D’ici à 2030, la réglementation européenne prévoit d’ailleurs d’imposer 6% de carburant durable. Ces dernières années, Airbus a notamment communiqué sur un A380 propulsé à l’huile de friture. Mais là encore, le passage à l’échelle s’annonce délicat. Les associations environnementales redoutent notamment l’impact de besoins croissants en biocarburant sur les forêts et la production agricole.

L’inévitable question de la maîtrise de la demande

Ce qui mène à une autre solution, plus directe, mise en lumière dans une étude de 2023 parue dans la revue Nature Communications. Des chercheurs suisses évoquent plusieurs pistes pour rendre le secteur de l’aviation plus vertueux. Même s’ils reconnaissent les bienfaits d’une possible électrification, ils recommandent une autre chose : il faut moins prendre l’avion. Si le trafic aérien continue de croître comme c’est le cas actuellement, la neutralité carbone n’est pas envisageable. Au lieu de ça, ils préconisent une réduction de 0,8% du trafic chaque année jusqu’à 2050, voire seulement 0,4% si la flotte d’avions passe à l’électrique.

Des préconisations que reprend aussi le Haut Conseil pour le Climat (HCC) dans son rapport de 2022. Le HCC estime ainsi que la décarbonation via les carburants alternatifs n’est pas suffisante, et affirme : « Le secteur aérien doit engager sa décarbonation par la maîtrise de la demande ». Ce qui signifierait une baisse drastique du trafic aérien, bien plus importante que l’interdiction des vols dont le trajet peut être effectué en train en moins de 2h30. Cette première avancée jugée trop timide avait été actée dans l’article 145 de la loi Climat et Résilience.

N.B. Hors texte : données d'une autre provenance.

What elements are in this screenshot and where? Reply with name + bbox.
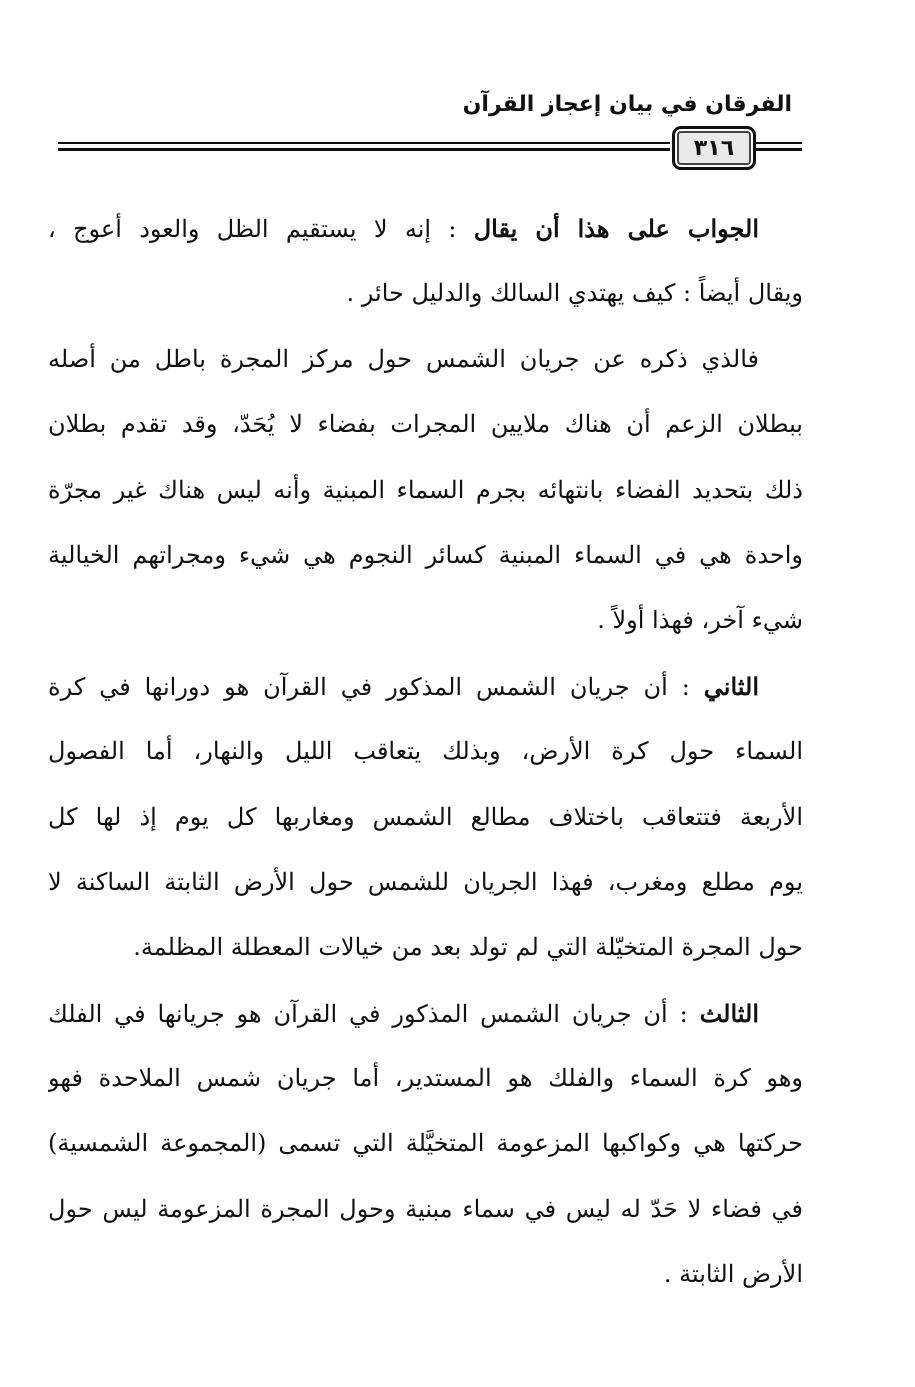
header-rule [58,148,670,151]
paragraph-lead: الجواب على هذا أن يقال [473,214,759,243]
text-line: شيء آخر، فهذا أولاً . [597,606,803,635]
line-text: : أن جريان الشمس المذكور في القرآن هو جريانها في الفلك [48,999,700,1028]
text-line: ويقال أيضاً : كيف يهتدي السالك والدليل حائر . [346,279,803,308]
page-number: ٣١٦ [693,135,735,161]
text-line: فالذي ذكره عن جريان الشمس حول مركز المجرة باطل من أصله [48,344,759,373]
text-line: الأربعة فتتعاقب باختلاف مطالع الشمس ومغاربها كل يوم إذ لها كل [48,802,803,831]
book-title: الفرقان في بيان إعجاز القرآن [462,92,792,117]
text-line: وهو كرة السماء والفلك هو المستدير، أما جريان شمس الملاحدة فهو [48,1064,803,1093]
page-number-badge [672,126,756,170]
text-line: ببطلان الزعم أن هناك ملايين المجرات بفضاء لا يُحَدّ، وقد تقدم بطلان [48,410,803,439]
text-line: حول المجرة المتخيّلة التي لم تولد بعد من خيالات المعطلة المظلمة. [133,933,803,962]
text-line [48,654,803,719]
text-line [48,196,803,261]
body-text [48,196,803,1308]
line-text: : إنه لا يستقيم الظل والعود أعوج ، [48,215,474,243]
line-text: : أن جريان الشمس المذكور في القرآن هو دورانها في كرة [48,672,704,701]
paragraph-lead: الثالث [699,998,759,1028]
text-line [48,981,803,1046]
header-rule [752,148,802,151]
text-line: الأرض الثابتة . [663,1260,803,1289]
text-line: السماء حول كرة الأرض، وبذلك يتعاقب الليل والنهار، أما الفصول [48,737,803,766]
text-line: في فضاء لا حَدّ له ليس في سماء مبنية وحول المجرة المزعومة ليس حول [48,1194,803,1223]
paragraph-lead: الثاني [703,671,759,701]
header-rule [58,142,670,144]
text-line: ذلك بتحديد الفضاء بانتهائه بجرم السماء المبنية وأنه ليس هناك غير مجرّة [48,475,803,504]
text-line: يوم مطلع ومغرب، فهذا الجريان للشمس حول الأرض الثابتة الساكنة لا [48,867,803,896]
text-line: حركتها هي وكواكبها المزعومة المتخيَّلة التي تسمى (المجموعة الشمسية) [48,1129,803,1158]
text-line: واحدة هي في السماء المبنية كسائر النجوم هي شيء ومجراتهم الخيالية [48,540,803,569]
page-header [40,82,800,178]
header-rule [752,142,802,144]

En résumé, la décarbonation du secteur aérien s’annonce délicate, en particulier pour les vols de longue distance. Des équipes de recherche et développement travaillent activement à trouver des solutions qui permettront de limiter l’impact carbone de l’avion. Parmi celles-ci, l’électrique est une piste sérieuse. Toutefois, la révolution verte du secteur ne semble pas encore être pour demain. Compte tenu de la hausse de la demande, la question de la régulation de celle-ci pourrait devoir inexorablement se poser.